CARTER: Yeah, groups of people, as they flock more and more to the margins, to marginal conversation, and as they spend less and less time in the company of other people, and more and more time on these other debates, it’s possible, it’s not certain, but it’s possible the Internet then will lead to greater political fracturing, less of a sense of allegiance to some larger national idea. I think it’s crucial for the future of our democracy that we build the idea that there is something that America stands for, there’s an American core, and this is what we can give allegiance to, whether we think it’s a set of values, or a way of understanding the world, something that most Americans can share.
HEFFNER: But isn’t that where religion here, and the concept of meditation, in this book, The Dissent of the Governed, comes together with your emphasis on religious values, or values based upon religious concepts, in civility? Isn’t that where you bring these ideas together?
CARTER: There’s no question there’s a connection there. And religion plays a couple of different functions in our consideration of the role of dissent. On the one hand, religion can be, in some sense, a unifying force. Not in the sense that everybody has to share the same religion; but rather that, in a multi-religious country like this one, if we take religion seriously and look at it seriously, we discover a lot of common values that are held across a lot of the nation’s different religions. And that may begin to give us a core.

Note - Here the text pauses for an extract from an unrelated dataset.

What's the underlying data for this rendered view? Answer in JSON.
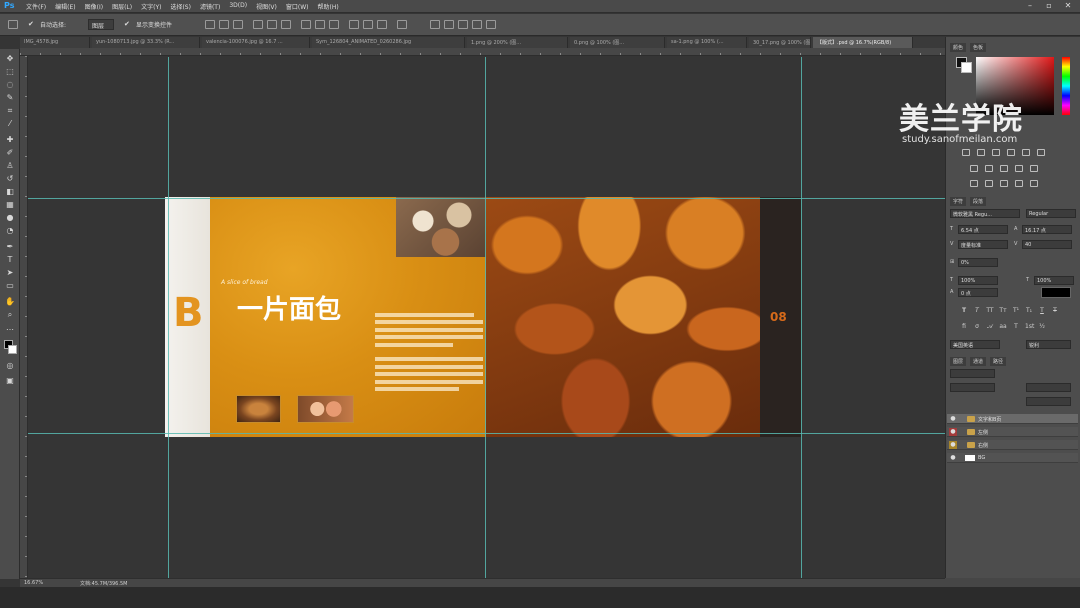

At the same time, religion plays another important function in dissent, and that is that religion is what often supplies a different understanding of the world from the understanding of the majority, and a different understanding may be exactly what motivates the Abolitionist, or the civil-rights activist to stand up and say, “I believe something different. I stand for something different. And this is my dissent. And, like the writers of the Declaration of Independence, I demand to be listened to, and I demand to be taken seriously and answered.”
HEFFNER: But, you know, you mentioned the Abolitionists, and you mentioned the Civil Rights Movement. You mention them again and again, both of them, in the two books. What other positive dissent, movement of dissent or disobedience, can you point to?
CARTER: That was religiously based?
HEFFNER: That has values that you respect at their base.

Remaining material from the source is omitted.